GrizzledBadger's picture

On the web-sites i've viewed

On the web-sites i've viewed through EOL, the fungus resembles, to me, an Amanita crocea but show no volval remains on cap. The stipe especially looks close to A.crocea.
It's unlikely to be A. caesarea as it has a veil & your pics show no veil or velar remains.


flaxton's picture

I forgot to say what a great

I forgot to say what a great set of photos showing all the details which should have been needed to give an ID

GrizzledBadger's picture

I too would congratulate you

I too would congratulate you on your pics, nice & sharp.


AlanS's picture

and description

I have to admit I saw this soon after it was posted, thought it was a very good representation of A. crocea, but as I wasn't logged in, I left it to others to name. Good to see folks got there.

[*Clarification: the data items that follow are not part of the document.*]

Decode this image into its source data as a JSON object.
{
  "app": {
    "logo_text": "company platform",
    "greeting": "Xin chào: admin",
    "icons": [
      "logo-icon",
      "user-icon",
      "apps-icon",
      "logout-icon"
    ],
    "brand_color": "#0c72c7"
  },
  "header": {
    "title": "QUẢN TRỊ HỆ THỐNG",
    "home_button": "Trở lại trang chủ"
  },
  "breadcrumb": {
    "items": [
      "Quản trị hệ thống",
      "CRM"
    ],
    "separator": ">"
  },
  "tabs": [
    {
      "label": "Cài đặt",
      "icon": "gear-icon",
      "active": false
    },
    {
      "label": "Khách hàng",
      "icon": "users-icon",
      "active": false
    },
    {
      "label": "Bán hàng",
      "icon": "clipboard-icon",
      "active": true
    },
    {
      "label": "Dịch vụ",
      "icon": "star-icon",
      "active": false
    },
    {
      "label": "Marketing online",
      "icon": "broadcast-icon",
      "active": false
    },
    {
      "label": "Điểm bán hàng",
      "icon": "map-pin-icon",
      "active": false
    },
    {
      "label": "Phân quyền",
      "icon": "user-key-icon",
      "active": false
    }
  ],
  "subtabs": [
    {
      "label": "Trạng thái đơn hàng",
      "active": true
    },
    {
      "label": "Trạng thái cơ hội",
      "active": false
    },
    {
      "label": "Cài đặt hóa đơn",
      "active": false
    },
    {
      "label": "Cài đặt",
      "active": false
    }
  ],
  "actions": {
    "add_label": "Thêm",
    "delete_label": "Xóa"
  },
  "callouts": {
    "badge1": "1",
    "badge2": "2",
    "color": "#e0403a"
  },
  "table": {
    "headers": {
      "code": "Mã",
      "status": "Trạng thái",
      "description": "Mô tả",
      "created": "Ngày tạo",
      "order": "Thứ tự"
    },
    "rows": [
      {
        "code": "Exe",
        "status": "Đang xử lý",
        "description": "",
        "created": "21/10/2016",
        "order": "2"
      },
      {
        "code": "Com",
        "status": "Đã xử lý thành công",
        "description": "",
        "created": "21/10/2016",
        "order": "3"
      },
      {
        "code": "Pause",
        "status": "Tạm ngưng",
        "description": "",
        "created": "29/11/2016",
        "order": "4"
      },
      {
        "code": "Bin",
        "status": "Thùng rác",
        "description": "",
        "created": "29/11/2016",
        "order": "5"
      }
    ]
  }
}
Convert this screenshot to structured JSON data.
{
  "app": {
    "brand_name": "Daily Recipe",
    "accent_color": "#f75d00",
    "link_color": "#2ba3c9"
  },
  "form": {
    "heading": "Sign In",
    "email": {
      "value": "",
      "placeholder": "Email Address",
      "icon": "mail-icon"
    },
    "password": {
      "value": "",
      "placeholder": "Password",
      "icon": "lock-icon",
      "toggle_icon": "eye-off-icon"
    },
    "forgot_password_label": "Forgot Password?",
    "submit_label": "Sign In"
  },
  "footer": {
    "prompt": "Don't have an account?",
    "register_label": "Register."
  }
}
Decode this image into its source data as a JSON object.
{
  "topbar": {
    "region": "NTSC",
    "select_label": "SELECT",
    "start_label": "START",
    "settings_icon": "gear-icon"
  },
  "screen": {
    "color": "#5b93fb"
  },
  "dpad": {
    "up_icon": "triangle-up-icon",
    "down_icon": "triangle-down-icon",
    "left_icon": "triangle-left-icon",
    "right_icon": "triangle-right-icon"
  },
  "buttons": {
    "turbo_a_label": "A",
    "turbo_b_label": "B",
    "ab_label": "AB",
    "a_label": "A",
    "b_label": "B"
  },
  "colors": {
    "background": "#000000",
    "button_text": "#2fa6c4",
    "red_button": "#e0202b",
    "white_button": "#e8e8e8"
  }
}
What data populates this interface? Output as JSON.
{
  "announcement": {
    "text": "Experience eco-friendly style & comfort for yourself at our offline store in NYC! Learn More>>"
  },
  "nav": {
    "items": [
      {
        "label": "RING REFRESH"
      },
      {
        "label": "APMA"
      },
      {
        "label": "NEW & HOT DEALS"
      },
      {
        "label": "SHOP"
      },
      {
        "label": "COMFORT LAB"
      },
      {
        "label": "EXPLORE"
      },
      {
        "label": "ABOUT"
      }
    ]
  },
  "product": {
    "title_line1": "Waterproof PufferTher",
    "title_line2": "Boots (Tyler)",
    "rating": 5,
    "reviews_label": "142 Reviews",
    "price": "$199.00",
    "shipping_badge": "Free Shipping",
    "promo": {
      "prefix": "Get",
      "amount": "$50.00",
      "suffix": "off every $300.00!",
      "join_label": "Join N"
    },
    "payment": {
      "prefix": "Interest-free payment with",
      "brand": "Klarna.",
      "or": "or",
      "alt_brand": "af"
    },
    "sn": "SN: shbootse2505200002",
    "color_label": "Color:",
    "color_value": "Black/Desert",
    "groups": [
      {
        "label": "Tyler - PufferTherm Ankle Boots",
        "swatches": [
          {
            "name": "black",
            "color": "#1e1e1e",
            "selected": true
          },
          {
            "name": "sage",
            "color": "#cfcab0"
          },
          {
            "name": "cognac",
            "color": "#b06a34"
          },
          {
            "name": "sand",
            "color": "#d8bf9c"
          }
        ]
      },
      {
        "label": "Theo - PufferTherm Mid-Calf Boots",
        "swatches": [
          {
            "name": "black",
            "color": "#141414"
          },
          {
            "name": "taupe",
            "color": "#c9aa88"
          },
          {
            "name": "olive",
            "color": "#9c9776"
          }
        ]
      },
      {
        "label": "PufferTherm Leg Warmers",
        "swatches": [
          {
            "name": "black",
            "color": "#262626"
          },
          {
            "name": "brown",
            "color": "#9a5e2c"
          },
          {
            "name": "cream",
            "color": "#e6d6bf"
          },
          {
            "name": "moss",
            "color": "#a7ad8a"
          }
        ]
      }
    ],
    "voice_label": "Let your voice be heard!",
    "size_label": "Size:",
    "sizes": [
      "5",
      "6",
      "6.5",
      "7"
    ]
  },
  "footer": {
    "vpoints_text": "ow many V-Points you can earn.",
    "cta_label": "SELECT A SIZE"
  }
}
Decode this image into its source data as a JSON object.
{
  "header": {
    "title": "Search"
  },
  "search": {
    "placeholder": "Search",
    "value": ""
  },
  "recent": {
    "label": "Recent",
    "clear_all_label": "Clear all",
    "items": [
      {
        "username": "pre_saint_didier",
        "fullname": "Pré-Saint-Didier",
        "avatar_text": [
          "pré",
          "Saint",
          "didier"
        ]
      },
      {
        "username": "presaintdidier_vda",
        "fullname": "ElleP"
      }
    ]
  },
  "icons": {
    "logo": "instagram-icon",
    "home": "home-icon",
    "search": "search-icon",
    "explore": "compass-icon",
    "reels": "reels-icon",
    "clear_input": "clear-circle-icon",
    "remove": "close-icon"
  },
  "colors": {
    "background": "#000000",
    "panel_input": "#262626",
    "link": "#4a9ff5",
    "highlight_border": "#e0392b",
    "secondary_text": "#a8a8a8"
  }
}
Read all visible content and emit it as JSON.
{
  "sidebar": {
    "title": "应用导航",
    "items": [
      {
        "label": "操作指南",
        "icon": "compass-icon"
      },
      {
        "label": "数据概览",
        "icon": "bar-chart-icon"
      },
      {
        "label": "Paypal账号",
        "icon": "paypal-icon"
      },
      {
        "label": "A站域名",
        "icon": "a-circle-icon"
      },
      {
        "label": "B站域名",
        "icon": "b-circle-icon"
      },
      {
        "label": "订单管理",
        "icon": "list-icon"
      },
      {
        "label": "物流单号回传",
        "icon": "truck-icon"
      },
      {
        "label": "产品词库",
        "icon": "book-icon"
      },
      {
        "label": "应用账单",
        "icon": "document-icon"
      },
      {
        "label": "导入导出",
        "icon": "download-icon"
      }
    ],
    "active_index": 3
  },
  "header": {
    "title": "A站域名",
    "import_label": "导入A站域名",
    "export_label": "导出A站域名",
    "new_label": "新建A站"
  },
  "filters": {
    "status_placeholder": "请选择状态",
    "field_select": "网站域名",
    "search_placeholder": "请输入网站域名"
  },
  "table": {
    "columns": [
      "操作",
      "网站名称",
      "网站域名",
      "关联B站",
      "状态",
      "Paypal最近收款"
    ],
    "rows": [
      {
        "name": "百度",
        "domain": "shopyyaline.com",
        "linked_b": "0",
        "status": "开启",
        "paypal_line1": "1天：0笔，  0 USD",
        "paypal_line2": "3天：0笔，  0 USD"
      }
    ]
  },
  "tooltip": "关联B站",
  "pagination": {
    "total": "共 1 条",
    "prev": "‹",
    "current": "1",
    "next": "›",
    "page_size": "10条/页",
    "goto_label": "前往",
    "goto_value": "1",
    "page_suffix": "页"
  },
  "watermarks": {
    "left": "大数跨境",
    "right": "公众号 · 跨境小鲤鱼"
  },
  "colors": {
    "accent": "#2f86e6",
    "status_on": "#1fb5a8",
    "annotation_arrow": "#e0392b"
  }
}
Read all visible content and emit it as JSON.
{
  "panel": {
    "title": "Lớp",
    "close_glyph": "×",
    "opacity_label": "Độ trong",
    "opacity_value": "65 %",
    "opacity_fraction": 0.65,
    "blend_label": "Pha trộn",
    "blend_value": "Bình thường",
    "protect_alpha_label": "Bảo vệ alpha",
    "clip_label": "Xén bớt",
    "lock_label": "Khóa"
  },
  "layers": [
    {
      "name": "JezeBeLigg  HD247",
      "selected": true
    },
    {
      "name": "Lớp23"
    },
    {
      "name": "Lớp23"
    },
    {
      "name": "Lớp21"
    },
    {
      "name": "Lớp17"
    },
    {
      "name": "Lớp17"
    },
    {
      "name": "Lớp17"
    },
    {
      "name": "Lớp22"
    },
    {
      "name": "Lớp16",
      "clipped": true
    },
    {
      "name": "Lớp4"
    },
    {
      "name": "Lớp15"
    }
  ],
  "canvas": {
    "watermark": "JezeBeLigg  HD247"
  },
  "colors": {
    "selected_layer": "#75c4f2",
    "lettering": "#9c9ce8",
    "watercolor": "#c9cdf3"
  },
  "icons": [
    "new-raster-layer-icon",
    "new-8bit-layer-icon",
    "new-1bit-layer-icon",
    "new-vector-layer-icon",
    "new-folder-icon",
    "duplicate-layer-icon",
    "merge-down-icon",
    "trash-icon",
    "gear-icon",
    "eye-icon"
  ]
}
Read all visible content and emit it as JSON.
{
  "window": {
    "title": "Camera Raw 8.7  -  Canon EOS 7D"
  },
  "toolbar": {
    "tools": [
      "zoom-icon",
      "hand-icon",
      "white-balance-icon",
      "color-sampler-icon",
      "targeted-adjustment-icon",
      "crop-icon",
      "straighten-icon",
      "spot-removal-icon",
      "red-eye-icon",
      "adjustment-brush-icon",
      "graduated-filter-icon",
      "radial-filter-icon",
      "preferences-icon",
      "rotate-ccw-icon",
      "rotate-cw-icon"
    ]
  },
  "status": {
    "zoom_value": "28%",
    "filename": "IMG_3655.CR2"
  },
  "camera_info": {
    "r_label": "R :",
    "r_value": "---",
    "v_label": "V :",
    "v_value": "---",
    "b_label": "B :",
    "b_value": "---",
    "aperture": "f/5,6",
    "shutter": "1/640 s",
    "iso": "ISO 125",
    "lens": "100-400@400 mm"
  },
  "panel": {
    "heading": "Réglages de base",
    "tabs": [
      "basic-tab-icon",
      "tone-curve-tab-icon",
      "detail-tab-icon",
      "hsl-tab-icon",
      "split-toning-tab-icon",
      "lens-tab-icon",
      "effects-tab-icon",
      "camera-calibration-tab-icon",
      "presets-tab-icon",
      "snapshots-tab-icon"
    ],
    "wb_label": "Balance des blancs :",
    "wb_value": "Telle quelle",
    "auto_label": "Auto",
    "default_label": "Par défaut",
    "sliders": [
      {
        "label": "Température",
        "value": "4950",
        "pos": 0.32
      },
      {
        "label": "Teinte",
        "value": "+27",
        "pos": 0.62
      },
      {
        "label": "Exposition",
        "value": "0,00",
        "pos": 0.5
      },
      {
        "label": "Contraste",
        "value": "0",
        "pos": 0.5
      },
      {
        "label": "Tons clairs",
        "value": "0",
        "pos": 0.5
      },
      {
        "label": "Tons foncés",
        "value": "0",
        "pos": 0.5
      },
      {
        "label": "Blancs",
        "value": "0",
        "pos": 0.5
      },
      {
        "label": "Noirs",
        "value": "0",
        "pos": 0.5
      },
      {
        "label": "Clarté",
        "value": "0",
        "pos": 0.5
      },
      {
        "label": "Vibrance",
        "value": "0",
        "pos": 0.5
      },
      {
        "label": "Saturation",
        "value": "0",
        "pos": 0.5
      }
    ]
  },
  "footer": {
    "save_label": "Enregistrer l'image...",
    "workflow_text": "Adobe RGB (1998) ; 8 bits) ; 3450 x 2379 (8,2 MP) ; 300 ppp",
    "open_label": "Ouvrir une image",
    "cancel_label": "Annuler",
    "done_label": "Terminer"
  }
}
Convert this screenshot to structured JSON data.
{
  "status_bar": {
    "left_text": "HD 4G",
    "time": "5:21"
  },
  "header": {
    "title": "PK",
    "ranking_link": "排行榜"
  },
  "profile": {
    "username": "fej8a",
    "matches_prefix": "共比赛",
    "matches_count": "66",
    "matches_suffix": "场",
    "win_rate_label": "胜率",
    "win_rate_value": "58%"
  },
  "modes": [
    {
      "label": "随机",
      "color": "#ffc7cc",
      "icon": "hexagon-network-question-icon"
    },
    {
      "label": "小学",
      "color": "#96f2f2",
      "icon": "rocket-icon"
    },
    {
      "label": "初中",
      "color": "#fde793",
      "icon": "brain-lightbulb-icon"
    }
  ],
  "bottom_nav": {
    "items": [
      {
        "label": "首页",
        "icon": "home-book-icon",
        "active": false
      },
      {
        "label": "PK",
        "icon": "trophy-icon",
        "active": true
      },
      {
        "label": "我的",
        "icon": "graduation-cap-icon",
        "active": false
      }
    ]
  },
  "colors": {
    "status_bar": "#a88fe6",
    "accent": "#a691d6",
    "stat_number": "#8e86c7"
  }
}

I agree the photographs are good, but even more I want to say how good the notes are. Detailed description and relevant habitat notes.

So many people don't bother to provide such information. They post something, expect others to name it, but provide no information whatsoever. By contrast, I think this is exactly what an observation should be - plenty of information and photographs carefully chosen to show the range of characters.

But, um.., just one thing. Ref. the suggestion of Amanita caesarea, this is a species of dry Mediterranean forest, not British and not likely to be.


GrizzledBadger's picture

So that's why I could not

So that's why I could not find A. ceasarea in my fungus books. Thanks AlanS.